In certain cases, people have lost their lives while some have received injuries.

In June 2010, two unemployed women teachers were seriously injured when they jumped from the top of a 90-foot water tank near Bathinda town, 250 km from state capital Chandigarh.

A woman teacher, Kiranjit Kaur of Faridkot, had set herself on fire in Kapurthala town, 180 km from Chandigarh, in February 2010 after the state government failed to honour its promise to meet the demands of teachers under Education Guarantee Scheme (EGS).

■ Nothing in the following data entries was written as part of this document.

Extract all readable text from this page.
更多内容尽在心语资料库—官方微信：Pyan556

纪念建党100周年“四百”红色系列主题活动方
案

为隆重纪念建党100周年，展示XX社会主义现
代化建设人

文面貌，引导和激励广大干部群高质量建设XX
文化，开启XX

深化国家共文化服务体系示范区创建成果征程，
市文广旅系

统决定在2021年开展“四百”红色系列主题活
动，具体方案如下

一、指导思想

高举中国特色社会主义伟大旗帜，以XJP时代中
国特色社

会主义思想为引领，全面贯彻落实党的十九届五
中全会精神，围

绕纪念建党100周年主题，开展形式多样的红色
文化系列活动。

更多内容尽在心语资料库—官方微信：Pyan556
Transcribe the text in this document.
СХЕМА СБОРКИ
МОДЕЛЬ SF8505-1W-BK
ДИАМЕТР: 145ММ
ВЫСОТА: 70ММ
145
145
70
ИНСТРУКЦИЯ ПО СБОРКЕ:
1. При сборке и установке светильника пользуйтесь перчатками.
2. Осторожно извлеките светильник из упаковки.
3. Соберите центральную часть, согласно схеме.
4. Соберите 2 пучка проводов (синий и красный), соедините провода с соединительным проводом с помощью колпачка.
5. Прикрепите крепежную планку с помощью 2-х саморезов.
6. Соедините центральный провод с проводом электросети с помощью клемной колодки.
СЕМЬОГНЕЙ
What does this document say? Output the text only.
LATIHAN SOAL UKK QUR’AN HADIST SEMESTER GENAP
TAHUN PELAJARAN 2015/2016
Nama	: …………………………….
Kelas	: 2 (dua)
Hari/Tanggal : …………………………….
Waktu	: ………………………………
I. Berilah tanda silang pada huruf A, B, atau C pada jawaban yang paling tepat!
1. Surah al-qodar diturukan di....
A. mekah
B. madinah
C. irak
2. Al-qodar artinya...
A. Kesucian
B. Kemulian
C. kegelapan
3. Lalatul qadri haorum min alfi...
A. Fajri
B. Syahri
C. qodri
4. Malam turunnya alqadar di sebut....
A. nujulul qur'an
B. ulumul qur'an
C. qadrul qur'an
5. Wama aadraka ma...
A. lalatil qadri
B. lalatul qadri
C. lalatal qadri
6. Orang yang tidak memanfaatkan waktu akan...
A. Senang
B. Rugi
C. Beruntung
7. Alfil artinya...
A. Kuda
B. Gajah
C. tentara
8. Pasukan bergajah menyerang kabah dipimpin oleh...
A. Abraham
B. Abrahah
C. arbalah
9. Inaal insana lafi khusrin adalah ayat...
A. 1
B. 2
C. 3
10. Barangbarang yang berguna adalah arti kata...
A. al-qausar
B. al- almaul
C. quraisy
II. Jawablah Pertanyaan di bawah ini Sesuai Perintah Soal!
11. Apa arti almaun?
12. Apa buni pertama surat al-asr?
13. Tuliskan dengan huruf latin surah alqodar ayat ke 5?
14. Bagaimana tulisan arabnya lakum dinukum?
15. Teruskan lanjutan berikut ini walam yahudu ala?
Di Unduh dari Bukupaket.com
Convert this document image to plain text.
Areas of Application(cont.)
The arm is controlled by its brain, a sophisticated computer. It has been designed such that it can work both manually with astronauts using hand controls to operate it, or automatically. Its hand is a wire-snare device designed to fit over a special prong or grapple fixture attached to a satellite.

She was one of the four protesting EGS women teachers who had climbed the tower-type water tank at the civil hospital complex in Kapurthala to press their demands. Having got 90 per cent burns, she later died of her injuries in a Ludhiana hospital.

In September 2007, nine teachers in Punjab, including five women, did the water tank stunt in Kapurthala town and threatened to jump if their arrested colleagues were not released.

Caught unawares, the local authorities roped in a local unit of the army to spread nets under the tank to save the teachers if they actually jumped. The authorities had to order release of 150 teachers arrested earlier.

While most protests are for genuine causes like getting jobs, such stunts are done even for surprising issues. In March 2012, under-trial prisoner Lakhwinder Pal climbed up the water tank inside the Gurdaspur Central Jail to lodge his protest. He was upset at not ebing allowed to smoke inside the jail. He demanded a cigarette!